Usually I make myself read something before I comment on it. I couldn’t make myself read the Cheney piece in the Wall Street Journal. Dick Cheney and his daughter, Liz Cheney, criticize President Obama for his actions, his judgment, his decisions, and his inaction in Iraq. They say, “Rarely has a U.S. president been so wrong about so much at the expense of so many.” This is like Lucifer complaining it’s too hot in hell. You have to ask why the Wall Street Journal gives the former vice-president and his daughter a whole half page in its op-ed section to blame other people for a disaster Richard Cheney helped to bring about.

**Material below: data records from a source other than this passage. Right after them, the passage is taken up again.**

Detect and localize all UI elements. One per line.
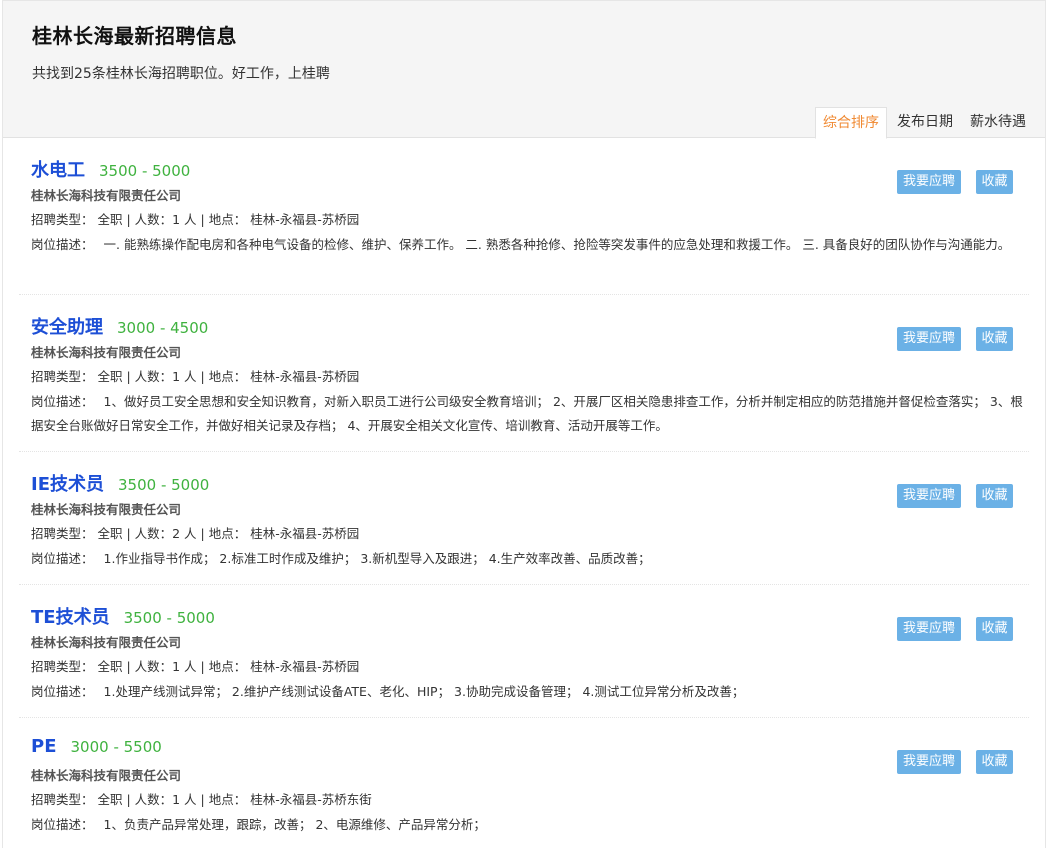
job-meta: 招聘类型： 全职 | 人数：1 人 | 地点： 桂林-永福县-苏桥东街 [31, 792, 372, 807]
job-description: 岗位描述： 1.处理产线测试异常； 2.维护产线测试设备ATE、老化、HIP； 3… [31, 680, 1026, 704]
job-item: PE 3000 - 5500 桂林长海科技有限责任公司 招聘类型： 全职 | 人… [19, 718, 1029, 848]
job-item: IE技术员 3500 - 5000 桂林长海科技有限责任公司 招聘类型： 全职 … [19, 452, 1029, 585]
job-meta: 招聘类型： 全职 | 人数：2 人 | 地点： 桂林-永福县-苏桥园 [31, 526, 360, 541]
job-meta: 招聘类型： 全职 | 人数：1 人 | 地点： 桂林-永福县-苏桥园 [31, 659, 360, 674]
job-salary: 3500 - 5000 [99, 162, 191, 180]
job-description: 岗位描述： 1、做好员工安全思想和安全知识教育，对新入职员工进行公司级安全教育培训… [31, 390, 1026, 438]
page-title: 桂林长海最新招聘信息 [32, 24, 237, 48]
job-description-label: 岗位描述： [31, 394, 94, 409]
job-item: 水电工 3500 - 5000 桂林长海科技有限责任公司 招聘类型： 全职 | … [19, 138, 1029, 295]
page-subtitle: 共找到25条桂林长海招聘职位。好工作，上桂聘 [32, 66, 330, 82]
job-description-label: 岗位描述： [31, 684, 94, 699]
job-company: 桂林长海科技有限责任公司 [31, 502, 182, 517]
apply-button[interactable]: 我要应聘 [897, 484, 961, 508]
job-company: 桂林长海科技有限责任公司 [31, 188, 182, 203]
apply-button[interactable]: 我要应聘 [897, 750, 961, 774]
job-title-link[interactable]: TE技术员 [31, 603, 110, 629]
job-meta: 招聘类型： 全职 | 人数：1 人 | 地点： 桂林-永福县-苏桥园 [31, 369, 360, 384]
job-meta: 招聘类型： 全职 | 人数：1 人 | 地点： 桂林-永福县-苏桥园 [31, 212, 360, 227]
job-description-text: 1、做好员工安全思想和安全知识教育，对新入职员工进行公司级安全教育培训； 2、开… [31, 394, 1023, 433]
apply-button[interactable]: 我要应聘 [897, 617, 961, 641]
favorite-button[interactable]: 收藏 [976, 327, 1013, 351]
job-description-text: 一. 能熟练操作配电房和各种电气设备的检修、维护、保养工作。 二. 熟悉各种抢修… [103, 237, 1011, 252]
job-title-link[interactable]: PE [31, 736, 57, 757]
job-description-text: 1、负责产品异常处理，跟踪，改善； 2、电源维修、产品异常分析； [103, 817, 486, 832]
sort-tab-salary[interactable]: 薪水待遇 [963, 107, 1033, 138]
sort-tab-comprehensive[interactable]: 综合排序 [815, 107, 887, 139]
job-item: TE技术员 3500 - 5000 桂林长海科技有限责任公司 招聘类型： 全职 … [19, 585, 1029, 718]
page-header: 桂林长海最新招聘信息 共找到25条桂林长海招聘职位。好工作，上桂聘 综合排序 发… [3, 1, 1045, 139]
job-title-link[interactable]: 安全助理 [31, 313, 103, 339]
job-title-link[interactable]: IE技术员 [31, 470, 104, 496]
apply-button[interactable]: 我要应聘 [897, 170, 961, 194]
job-description-text: 1.处理产线测试异常； 2.维护产线测试设备ATE、老化、HIP； 3.协助完成… [103, 684, 745, 699]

Richard Cheney is a war criminal. I don’t say that to stoke up the fires that burn all the time between the Republican and Democratic batttle lines. I say it because he sponsored a war that, eleven years later, most people recognize as illegal. He even persuaded Colin Powell, a man of integrity, to present evidence for war that he knew would be dismissed if he himself presented it. He probably appealed to Powell’s patriotism. Cheney is a man of such limited moral vision, a man so degraded in his heart, that he cannot possibly know the harm he has done. He has no humility, and will always believe he is right.
Around the time Senator Paul Wellstone, Democrat from Minnesota, took a stand against the war in Iraq, in the fall of 2002, Vice-President Cheney personally summoned Wellstone to his office. Ostensibly to talk with him about his vote on the war, Cheney wanted to keep Wellstone quiet because the senator had expressed skepticism about the 9/11 story: you know, the story about nineteen Saudis with box cutters, how they leveled three skyscrapers in lower Manhattan with two airplanes. According to Wellstone, Cheney told him, “If you vote against the war in Iraq, the Bush administration will do whatever is necessary to get you. There will be severe ramifications for you and the state of Minnesota.”
Days later, on October 25, 2002, Wellstone and his family were dead, victims of a plane crash investigators couldn’t explain. When Cheney threatens you, he means it.
To return to Cheney’s criticism of Obama: the former vice-president may have no second thoughts about his disastrous tenure in office, and the Journal may lend him a platform to bring his successors down, but history’s judgment of his actions while in office will not be kind. Like powerful, unprincipled and reckless kings of old who fomented war, only to bring misery, death and defeat to their own people, future generations will recognize the nature of this man. Rarely has one bad individual caused so much trouble, or caused such extensive ruin.